Soft and hard X-rays up to a factor of 1/10,000.
Ken: Isn't water vapor a greenhouse gas?
Combustion of gasoline: C8H18 + 12.5 O2 --> 8 CO2 + 9 H2O
(Yes, with incomplete combustion and other additives, the resultants are more complex.)
So you get 9 parts water and 8 parts CO2. Now add all the evaporation from irrigation, water use in heat exchangers and so on, you can easily see that people are adding more water to the atmosphere than CO2.
What about heat radiated from chemical and mechanical processes.
Now, what about that failure of the AGW models to predict the current cooling trend?

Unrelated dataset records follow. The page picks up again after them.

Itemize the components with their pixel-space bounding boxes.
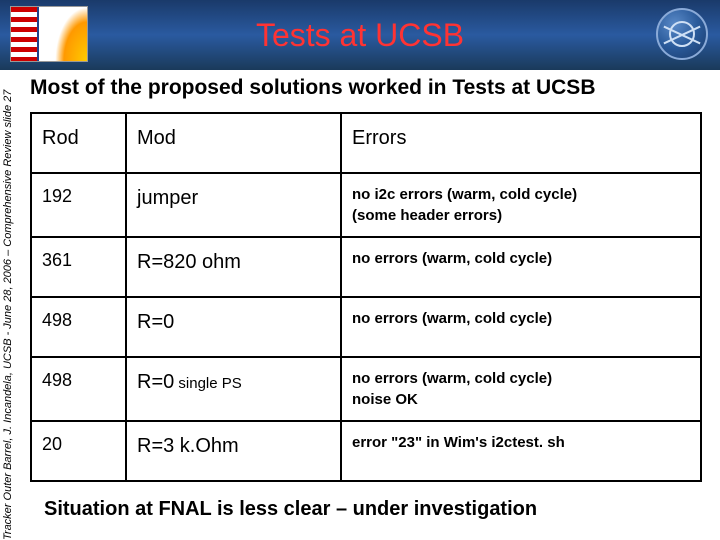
uscms-logo (10, 6, 88, 62)
mod-main: R=0 (137, 311, 174, 333)
cell-mod: R=0 (126, 297, 341, 357)
slide-header: Tests at UCSB (0, 0, 720, 70)
cell-mod: jumper (126, 173, 341, 237)
cell-errors: no errors (warm, cold cycle)noise OK (341, 357, 701, 421)
slide-title: Tests at UCSB (256, 17, 464, 54)
cell-rod: 20 (31, 421, 126, 481)
col-header-errors: Errors (341, 113, 701, 173)
cell-rod: 192 (31, 173, 126, 237)
cern-rings-icon (669, 21, 695, 47)
cell-errors: no errors (warm, cold cycle) (341, 297, 701, 357)
cern-logo (656, 8, 708, 60)
mod-main: R=3 k.Ohm (137, 435, 239, 457)
col-header-mod: Mod (126, 113, 341, 173)
cell-errors: no errors (warm, cold cycle) (341, 237, 701, 297)
footer-note: Situation at FNAL is less clear – under … (44, 498, 710, 521)
slide-content: Most of the proposed solutions worked in… (30, 76, 710, 521)
cell-mod: R=0 single PS (126, 357, 341, 421)
table-row: 361 R=820 ohm no errors (warm, cold cycl… (31, 237, 701, 297)
cms-swoosh-icon (39, 7, 87, 61)
mod-main: R=820 ohm (137, 251, 241, 273)
results-table: Rod Mod Errors 192 jumper no i2c errors … (30, 112, 702, 482)
cell-rod: 361 (31, 237, 126, 297)
table-row: 498 R=0 no errors (warm, cold cycle) (31, 297, 701, 357)
table-row: 498 R=0 single PS no errors (warm, cold … (31, 357, 701, 421)
table-row: 192 jumper no i2c errors (warm, cold cyc… (31, 173, 701, 237)
mod-main: R=0 (137, 371, 174, 393)
flag-stripes-icon (11, 7, 39, 62)
cell-rod: 498 (31, 297, 126, 357)
table-header-row: Rod Mod Errors (31, 113, 701, 173)
col-header-rod: Rod (31, 113, 126, 173)
side-citation: Tracker Outer Barrel, J. Incandela, UCSB… (2, 70, 14, 540)
cell-mod: R=3 k.Ohm (126, 421, 341, 481)
cell-rod: 498 (31, 357, 126, 421)
mod-main: jumper (137, 187, 198, 209)
table-row: 20 R=3 k.Ohm error "23" in Wim's i2ctest… (31, 421, 701, 481)
mod-sub: single PS (174, 375, 242, 392)
cell-errors: no i2c errors (warm, cold cycle)(some he… (341, 173, 701, 237)
cell-mod: R=820 ohm (126, 237, 341, 297)
cell-errors: error "23" in Wim's i2ctest. sh (341, 421, 701, 481)
lead-text: Most of the proposed solutions worked in… (30, 76, 710, 100)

This is what brought me here in the first place.
Google ["Cubic Kilometers" "Fossil water" Irrigation]
You will see the HUGE amount of extra water vapor being put into the atmosphere by irrigation - and by definition all the irrigation is in ARID areas. So there is suddenly water vapor where once there was not and it makes the arid areas warmer especially at night.
And of course HYDRO-carbons when burnt are turned into H2O and CO2.
Water vapor provides far more radiative forcing than carbon dioxide AND even the AGW proponents know this as without it their AGW hypothesis is falisified.
But the IPCC only includes it in AR4 as a _feedback_
I'm wondering where you get that impression? Are you quoting someone? Have you actually delved into AR4? (I don't say 'read' because that's asking way too much. The damned thing is a high-level kloodge and about as much fun as a root canal.)
Page 182: "2.5.6 Tropospheric Water Vapour from Anthropogenic Sources
Anthropogenic use of water is less than 1% of natural sources
of water vapour and about 70% of the use of water for human
activity is from irrigation (Döll, 2002). Several regional studies
have indicated an impact of irrigation on temperature, humidity
The feedbacks section doesn't start until about Page 479.
The Earth's surface is 70% water, and the air over the ocean has 100% relative humidity. Over land, water from irrigation mixes with colder air and any excess water eventually drops out as rain. Wet (humid) air rises, radiates heat to space, and again the water comes out as rain. As the fabulous IPCC says, irrigation causes only about 1% of the H²O in the atmosphere. They might lie to you, but I won't.